Los anticuerpos monoclonales constituyen “la frontera más avanzada para el tratamiento de la enfermedad de Alzheimer, que hasta ahora se limitaba exclusivamente a un tratamiento modesto, ralentizando ligeramente la progresión, con fármacos que no actuaban directamente sobre la biología de la enfermedad. Hoy, el escenario ha cambiado completamente porque los anticuerpos monoclonales son el objetivo: a nivel del cerebro, eliminan una de las dos proteínas patológicas que se depositan durante la enfermedad de Alzheimer, en particular el amiloide. Se trata de los primeros fármacos que actúan sobre la biología de la enfermedad. Actualmente, los anticuerpos monoclonales están parcialmente disponibles en Italia.

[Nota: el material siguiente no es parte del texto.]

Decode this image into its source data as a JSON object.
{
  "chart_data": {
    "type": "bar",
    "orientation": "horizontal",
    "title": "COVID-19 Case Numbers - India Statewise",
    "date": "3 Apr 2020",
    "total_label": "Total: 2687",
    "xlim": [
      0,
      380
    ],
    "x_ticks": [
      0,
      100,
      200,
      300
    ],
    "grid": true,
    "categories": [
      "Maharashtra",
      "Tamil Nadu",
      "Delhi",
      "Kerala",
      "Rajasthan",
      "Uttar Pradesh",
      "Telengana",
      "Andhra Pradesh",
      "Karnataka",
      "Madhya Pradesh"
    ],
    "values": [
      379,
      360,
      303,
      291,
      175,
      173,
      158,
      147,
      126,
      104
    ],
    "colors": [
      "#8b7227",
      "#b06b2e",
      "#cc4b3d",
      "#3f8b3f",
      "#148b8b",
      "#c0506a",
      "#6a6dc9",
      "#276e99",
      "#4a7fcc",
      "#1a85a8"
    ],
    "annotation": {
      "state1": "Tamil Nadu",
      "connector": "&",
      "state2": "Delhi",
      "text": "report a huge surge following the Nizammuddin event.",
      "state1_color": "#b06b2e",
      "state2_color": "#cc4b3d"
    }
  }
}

Así, Massimo Filippi, profesor titular de neurología en la Universidad Vita-Salute San Raffaele y director de la unidad operativa de neurología del hospital Irccs San Raffaele de Milán, explica que “la aprobación y el reembolso, en nuestro país, llegan “mucho después de la luz verde de la Agencia Internacional de Medicamentos”, de la Administración Americana de Alimentos y Medicamentos y de la Agencia Europea de Medicamentos. la evaluación está pendiente”. En la práctica, “no existe una aprobación definitiva en Italia”.
Sin embargo, los pacientes pueden tener acceso a estos anticuerpos monoclonales gracias a “un decreto ministerial que permite el uso del medicamento ya aprobado por otros organismos reguladores – explica Filippi – obviamente, los pacientes deben pagar por ello.
En general, quienes sacan el máximo partido a estos tratamientos son los pacientes “en la fase inicial de la enfermedad, que presentan alteraciones mínimas que aún no han afectado su calidad de vida y sus funciones cognitivas – subraya el experto – En cuanto a la eficacia, hay que excluir otra serie de aspectos, por ejemplo el uso de anticoagulantes y la presencia de microhemorragias cerebrales, para evitar efectos secundarios durante el tratamiento”. Los dos medicamentos innovadores “actualmente aprobados por la EMA y la FDA, se administran por vía intravenosa: lecanemab dos veces al mes y donanemab una vez al mes. Ambos – concluye – eliminan la deposición de amiloide. El lecanemab actúa tanto sobre las protofibrillas, que son la fase inicial de la formación de la placa amiloide, como sobre la placa amiloide, mientras que el donanemab actúa sobre la placa amiloide formada”.